Герцогский управляющий посмотрел на Маргоула изнутри черепа.
Денег у меня маловато, но ежели вы подождете, я наверняка стану на ноги и заплачу.
Вы для того и пришли, чтоб сказать мне это? — осведомился управляющий.
Но Ян, глядя в его заглатывающие глаза, ответил:
— Нет, нет, ваша милость, я насчет надельготской мельницы. Знаю, она в запустении, но я ее поправлю, починю желоб и приведу в движение колеса, маховик и жернова.
Сперва казалось, герцогский служащий и задуматься не пожелает над просьбой пекаря и не ответит ему, но так случилось, что безумие Яна взяло верх над благоразумием осторожного. Становясь соучастником Янова безумия, старый пень чуть выдвинул глаза из глубины орбит, засмеялся и, смеясь, заговорил так же громко, как Маргоул.
— Что ж, ладно, — сказал он. — Через шесть месяцев, считая с этого дня, ты принесешь мне двести гульденов. Уговор у нас будет такой: эту сумму ты будешь платить каждые полгода, и не вперед, а задним числом.
Из пустого каприза удовлетворил просьбу Маргоула управляющий, отнюдь не без причин слывший человеком злым, или он знал его историю? Быть может, он потешил свое очерствелое сердце, увидев и услышав веселого безумца, а может быть, вспомнил, что мельница развалилась и вся-то не стоит двух сотен.
Ян не особенно благодарил провидение; ему казалось — просто свершилось необходимое, и вот он получил старую мельницу. Он шел домой неторопливым шагом, подолгу останавливаясь поглазеть на птичьи гнезда, меж тем как жена ждала его, охваченная нетерпением.
Едва он переступил порог, она, волнуясь и страшась, выдохнула:
— Ну как, Ян?
А Ян уже забыл, чего она так ждет и что ей отвечать.
С тех пор до дня отъезда прошло двадцать пять дней. Вот наконец воз уложен, все готово.
— Ага, вот он! — воскликнул Ян, увидев работника с лошадьми.
Запрягли, и воз тронулся. Пани Йозефина не плакала, потому что Ян, в котором еще тлела искорка вчерашнего опьянения, держался слишком весело и шумно. Поехали.

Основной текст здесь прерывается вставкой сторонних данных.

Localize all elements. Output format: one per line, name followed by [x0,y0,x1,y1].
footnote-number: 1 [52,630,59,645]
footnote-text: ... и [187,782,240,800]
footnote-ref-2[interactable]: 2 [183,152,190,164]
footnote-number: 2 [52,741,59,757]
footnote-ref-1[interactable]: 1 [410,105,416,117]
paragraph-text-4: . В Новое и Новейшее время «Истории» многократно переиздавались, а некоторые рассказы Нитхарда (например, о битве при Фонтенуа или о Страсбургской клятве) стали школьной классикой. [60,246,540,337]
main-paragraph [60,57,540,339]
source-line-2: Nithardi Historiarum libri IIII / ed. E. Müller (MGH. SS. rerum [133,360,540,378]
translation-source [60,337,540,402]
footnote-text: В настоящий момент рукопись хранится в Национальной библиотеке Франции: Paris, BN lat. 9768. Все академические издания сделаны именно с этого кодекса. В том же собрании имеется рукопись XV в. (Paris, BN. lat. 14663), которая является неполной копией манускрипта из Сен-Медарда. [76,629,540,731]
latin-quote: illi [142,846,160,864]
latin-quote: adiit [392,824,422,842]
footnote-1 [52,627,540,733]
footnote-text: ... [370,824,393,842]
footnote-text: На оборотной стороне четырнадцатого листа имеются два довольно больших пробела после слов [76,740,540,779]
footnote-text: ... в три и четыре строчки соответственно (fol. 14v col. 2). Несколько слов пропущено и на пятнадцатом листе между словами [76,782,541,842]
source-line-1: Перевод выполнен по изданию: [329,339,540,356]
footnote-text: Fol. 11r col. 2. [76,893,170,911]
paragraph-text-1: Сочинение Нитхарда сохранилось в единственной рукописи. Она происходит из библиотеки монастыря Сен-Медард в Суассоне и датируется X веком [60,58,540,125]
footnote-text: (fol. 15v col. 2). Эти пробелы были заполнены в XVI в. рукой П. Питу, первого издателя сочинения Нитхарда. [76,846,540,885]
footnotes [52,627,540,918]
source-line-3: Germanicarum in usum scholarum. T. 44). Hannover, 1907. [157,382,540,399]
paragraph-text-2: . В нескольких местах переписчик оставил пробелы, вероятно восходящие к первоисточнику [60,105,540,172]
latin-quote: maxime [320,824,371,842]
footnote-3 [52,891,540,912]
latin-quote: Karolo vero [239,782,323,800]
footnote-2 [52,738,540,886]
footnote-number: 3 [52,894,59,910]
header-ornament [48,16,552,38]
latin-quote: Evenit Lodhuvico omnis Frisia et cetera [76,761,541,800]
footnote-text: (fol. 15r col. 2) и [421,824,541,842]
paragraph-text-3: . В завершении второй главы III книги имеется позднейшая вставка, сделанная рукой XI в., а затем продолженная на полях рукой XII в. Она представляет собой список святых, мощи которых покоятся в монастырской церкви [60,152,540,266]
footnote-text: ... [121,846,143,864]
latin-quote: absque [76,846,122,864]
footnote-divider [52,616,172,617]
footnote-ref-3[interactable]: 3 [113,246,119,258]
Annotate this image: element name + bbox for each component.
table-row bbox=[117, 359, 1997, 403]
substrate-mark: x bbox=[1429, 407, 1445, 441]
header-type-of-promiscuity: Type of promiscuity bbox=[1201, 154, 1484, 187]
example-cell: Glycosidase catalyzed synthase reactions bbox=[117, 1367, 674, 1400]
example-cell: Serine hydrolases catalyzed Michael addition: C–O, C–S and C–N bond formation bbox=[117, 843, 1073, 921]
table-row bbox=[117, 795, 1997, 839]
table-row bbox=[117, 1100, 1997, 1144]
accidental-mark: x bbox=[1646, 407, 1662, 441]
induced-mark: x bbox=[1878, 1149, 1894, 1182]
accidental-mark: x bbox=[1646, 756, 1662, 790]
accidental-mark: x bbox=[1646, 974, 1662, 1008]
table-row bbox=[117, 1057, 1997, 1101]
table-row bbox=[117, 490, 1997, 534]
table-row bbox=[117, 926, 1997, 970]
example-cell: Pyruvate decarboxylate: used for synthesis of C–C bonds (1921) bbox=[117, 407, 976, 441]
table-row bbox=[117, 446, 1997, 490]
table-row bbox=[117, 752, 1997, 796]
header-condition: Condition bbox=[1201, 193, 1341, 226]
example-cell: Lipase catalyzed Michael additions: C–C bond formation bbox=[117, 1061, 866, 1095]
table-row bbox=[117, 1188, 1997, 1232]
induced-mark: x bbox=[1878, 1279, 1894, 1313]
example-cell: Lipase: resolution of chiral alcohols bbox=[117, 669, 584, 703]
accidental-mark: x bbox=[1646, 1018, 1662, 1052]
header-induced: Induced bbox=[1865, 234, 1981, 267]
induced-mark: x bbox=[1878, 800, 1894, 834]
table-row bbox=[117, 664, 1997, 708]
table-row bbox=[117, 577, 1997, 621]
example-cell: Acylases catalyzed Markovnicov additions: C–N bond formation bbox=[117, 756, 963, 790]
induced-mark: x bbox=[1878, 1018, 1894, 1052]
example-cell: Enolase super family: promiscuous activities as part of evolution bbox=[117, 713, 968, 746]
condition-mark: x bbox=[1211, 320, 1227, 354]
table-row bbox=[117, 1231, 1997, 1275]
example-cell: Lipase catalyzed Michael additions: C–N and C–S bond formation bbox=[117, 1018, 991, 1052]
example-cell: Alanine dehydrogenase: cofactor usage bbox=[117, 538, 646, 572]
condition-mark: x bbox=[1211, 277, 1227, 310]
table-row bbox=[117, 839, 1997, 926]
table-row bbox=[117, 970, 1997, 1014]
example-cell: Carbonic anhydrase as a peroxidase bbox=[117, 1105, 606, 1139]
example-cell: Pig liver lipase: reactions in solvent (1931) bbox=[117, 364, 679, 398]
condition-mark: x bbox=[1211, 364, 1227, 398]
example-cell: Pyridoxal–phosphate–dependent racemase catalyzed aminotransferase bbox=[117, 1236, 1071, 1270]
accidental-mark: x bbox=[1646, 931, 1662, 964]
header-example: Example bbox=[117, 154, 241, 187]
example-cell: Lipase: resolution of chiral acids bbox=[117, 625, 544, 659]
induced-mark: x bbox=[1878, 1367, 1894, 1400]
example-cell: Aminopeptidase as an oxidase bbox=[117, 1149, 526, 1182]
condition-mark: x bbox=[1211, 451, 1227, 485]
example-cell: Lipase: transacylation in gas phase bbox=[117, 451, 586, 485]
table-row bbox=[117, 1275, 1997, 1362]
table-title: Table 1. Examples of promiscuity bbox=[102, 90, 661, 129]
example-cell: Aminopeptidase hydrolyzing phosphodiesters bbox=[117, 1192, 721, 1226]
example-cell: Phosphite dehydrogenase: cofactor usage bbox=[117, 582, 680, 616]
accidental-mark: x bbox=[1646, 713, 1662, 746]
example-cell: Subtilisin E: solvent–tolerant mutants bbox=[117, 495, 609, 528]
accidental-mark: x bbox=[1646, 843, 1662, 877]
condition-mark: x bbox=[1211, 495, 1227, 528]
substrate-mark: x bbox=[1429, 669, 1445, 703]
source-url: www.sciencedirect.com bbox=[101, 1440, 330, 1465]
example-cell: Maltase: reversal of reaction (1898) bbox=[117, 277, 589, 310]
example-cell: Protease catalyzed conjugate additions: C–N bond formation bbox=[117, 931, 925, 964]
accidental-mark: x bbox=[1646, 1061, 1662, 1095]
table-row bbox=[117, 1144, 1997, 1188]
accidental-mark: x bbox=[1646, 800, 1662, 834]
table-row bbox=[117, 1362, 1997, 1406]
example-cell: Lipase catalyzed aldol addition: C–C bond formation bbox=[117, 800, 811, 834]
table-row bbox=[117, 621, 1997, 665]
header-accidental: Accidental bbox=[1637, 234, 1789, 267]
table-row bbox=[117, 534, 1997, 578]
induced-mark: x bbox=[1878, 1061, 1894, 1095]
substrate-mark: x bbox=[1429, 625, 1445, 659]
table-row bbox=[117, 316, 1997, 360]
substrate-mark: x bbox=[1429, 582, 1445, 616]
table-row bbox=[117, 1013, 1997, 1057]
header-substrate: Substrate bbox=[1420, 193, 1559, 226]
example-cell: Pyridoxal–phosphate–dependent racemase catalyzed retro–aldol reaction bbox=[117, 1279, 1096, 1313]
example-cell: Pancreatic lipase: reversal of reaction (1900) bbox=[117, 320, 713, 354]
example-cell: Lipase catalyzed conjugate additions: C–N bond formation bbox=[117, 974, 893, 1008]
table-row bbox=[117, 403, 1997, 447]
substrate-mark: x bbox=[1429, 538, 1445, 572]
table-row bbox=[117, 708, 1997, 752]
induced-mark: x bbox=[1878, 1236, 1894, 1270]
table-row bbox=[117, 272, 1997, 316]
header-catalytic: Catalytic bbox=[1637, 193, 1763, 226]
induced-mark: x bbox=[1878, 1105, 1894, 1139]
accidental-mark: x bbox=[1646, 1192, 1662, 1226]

Подвода, спускаясь узкой улицей, загромыхала по камням, минуя наезженную колею.
— Прощайте! — крикнул ребенок, и Йозефина повторила это последнее приветствие.
Несколько человек остановились, показывая вслед возу, а на окраине нищий, мимо которого они проезжали, не протянул к ним руки с добрым напутствием.
Теперь поехали под деревьями. Зеленые облака над головой, а Маргоулы на возу — и все-таки дома, потому что тюфяк, и шкаф, и перевернутый вверх ножками стол — все это вещи из комнаты, которая едет с ними. Шестилетний ребенок испытывал восторг и радость. Замок его вознесся к вершинам дерев, яблони бросают к его ногам зеленые прутья, а ветки, сгибаясь под тяжестью еще крохотных плодов, рукой касаются мальчика. Так ехали они, будто плыли по воздуху, вровень с верхушками садов.